Event Date:
Event Location:
- 5024 HSSB
The Department of Asian American Studies presents
Life Support: Biocapital and the New History of Outsourced Labor
Professor Kalindi Vora, UCSD
Wednesday, March 30, 2016
12:30 1:45 pm
HSSB 5024, Tower Side of Bldg
This talk, based on the 2015 book of the same title, thinks through how biological bodies have become a new kind of global biocapital, extending historical legacies of colonial labor practices. It examines how forms of labor serve to support life in the United States at the expense of the lives of people in India. Focusing on several case studies of outsourced work, it exposes the ways in which seemingly inalienable aspects of human life such as care, love, and trust—as well as biological bodies and organs—are not only commodifiable entities but also components essential to contemporary capitalism. How do these new forms of labors of care, nurture, and even biological reproductivity provide an opportunity to look at historical legacies of gender and labor?

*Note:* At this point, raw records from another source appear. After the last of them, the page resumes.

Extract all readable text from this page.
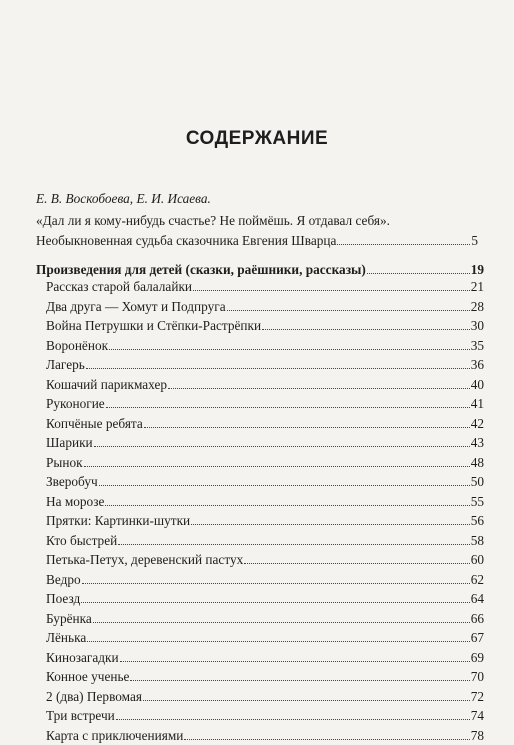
СОДЕРЖАНИЕ
Е. В. Воскобоева, Е. И. Исаева.
«Дал ли я кому-нибудь счастье? Не поймёшь. Я отдавал себя».
Необыкновенная судьба сказочника Евгения Шварца	5
Произведения для детей (сказки, раёшники, рассказы)	19
Рассказ старой балалайки	21
Два друга — Хомут и Подпруга	28
Война Петрушки и Стёпки-Растрёпки	30
Воронёнок	35
Лагерь	36
Кошачий парикмахер	40
Руконогие	41
Копчёные ребята	42
Шарики	43
Рынок	48
Зверобуч	50
На морозе	55
Прятки: Картинки-шутки	56
Кто быстрей	58
Петька-Петух, деревенский пастух	60
Ведро	62
Поезд	64
Бурёнка	66
Лёнька	67
Кинозагадки	69
Конное ученье	70
2 (два) Первомая	72
Три встречи	74
Карта с приключениями	78
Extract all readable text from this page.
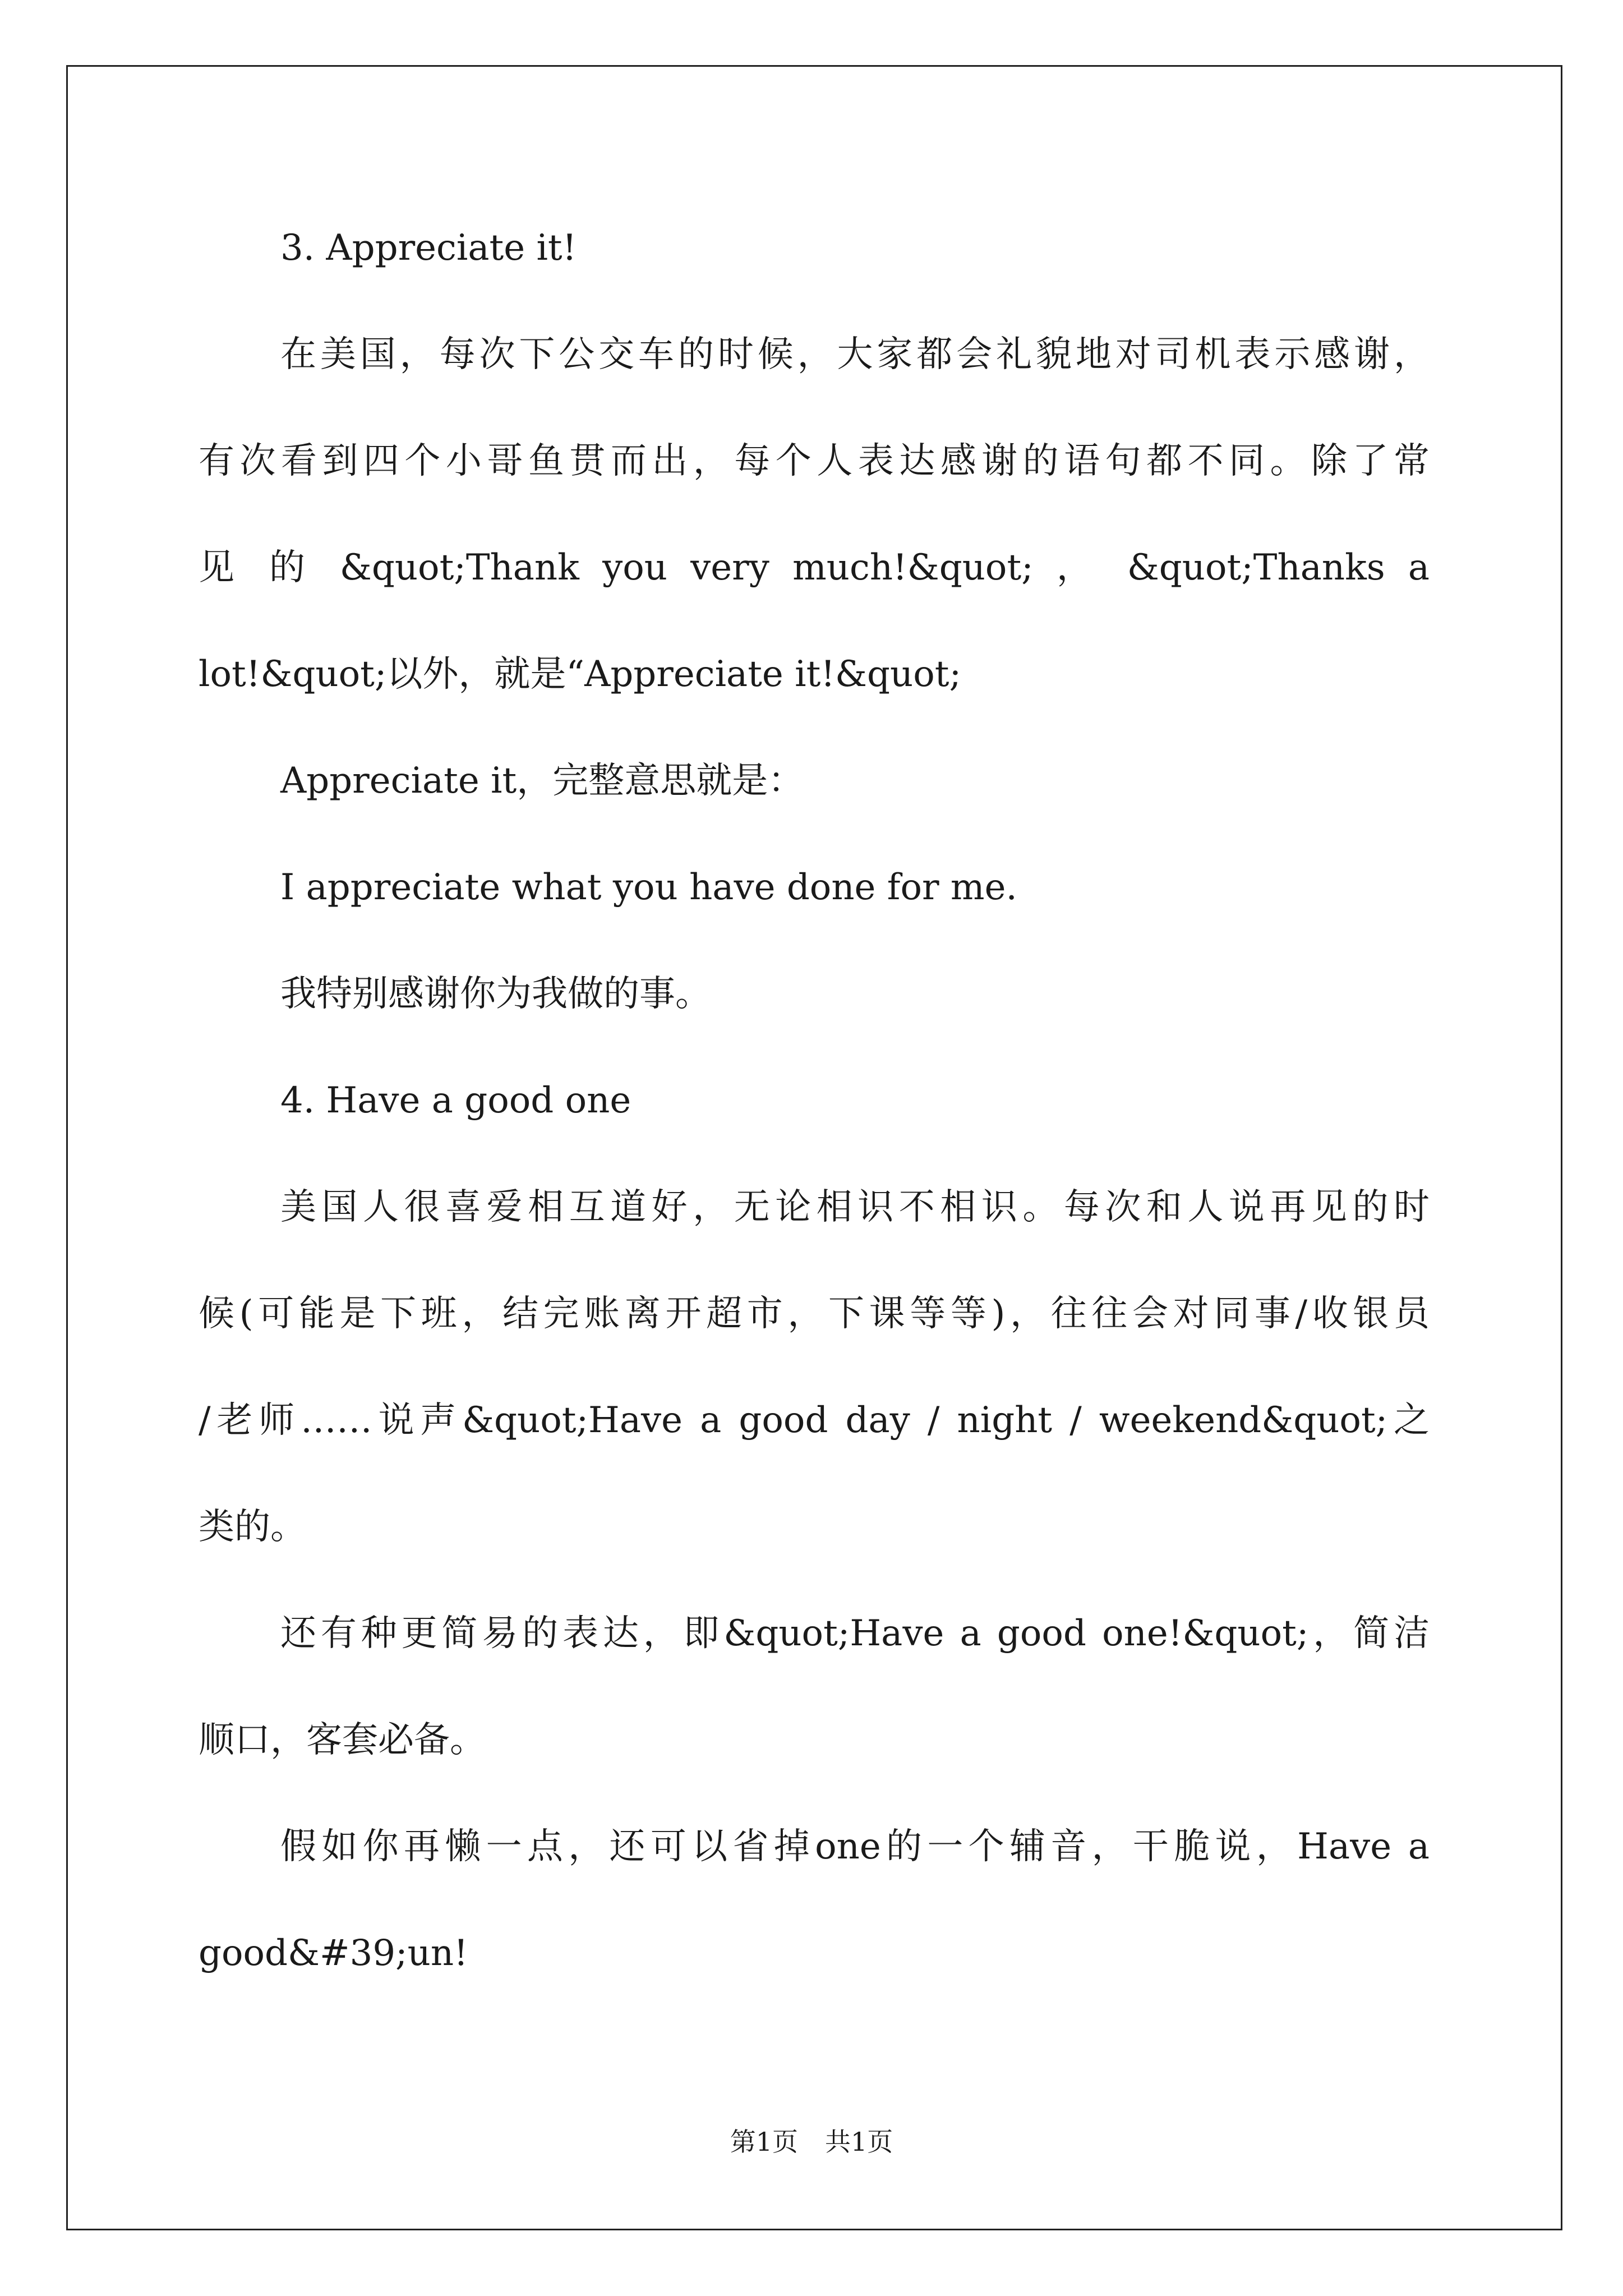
3. Appreciate it!
在美国，每次下公交车的时候，大家都会礼貌地对司机表示感谢，
有次看到四个小哥鱼贯而出，每个人表达感谢的语句都不同。除了常
见 的 &quot;Thank you very much!&quot; ， &quot;Thanks a
lot!&quot;以外，就是“Appreciate it!&quot;
Appreciate it，完整意思就是：
I appreciate what you have done for me.
我特别感谢你为我做的事。
4. Have a good one
美国人很喜爱相互道好，无论相识不相识。每次和人说再见的时
候(可能是下班，结完账离开超市，下课等等)，往往会对同事/收银员
/老师……说声&quot;Have a good day / night / weekend&quot;之
类的。
还有种更简易的表达，即&quot;Have a good one!&quot;，简洁
顺口，客套必备。
假如你再懒一点，还可以省掉one的一个辅音，干脆说，Have a
good&#39;un!
第1页 共1页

Kalindi Vora is Associate Professor of Ethnic Studies at UCSD. She is author of Life Support: Biocapital and the New History of Outsourced Labor (2015). Her areas of research include gendered labor, globalization, science and technology studies, critical race studies, posthumanism and new materialisms, South Asian area/diaspora studies, and postcolonial theory. Recent publications can be found in journals including Current Anthropology, The South Atlantic Quarterly, Postmodern Culture, and Catalyst: Feminism, Theory, Technoscience.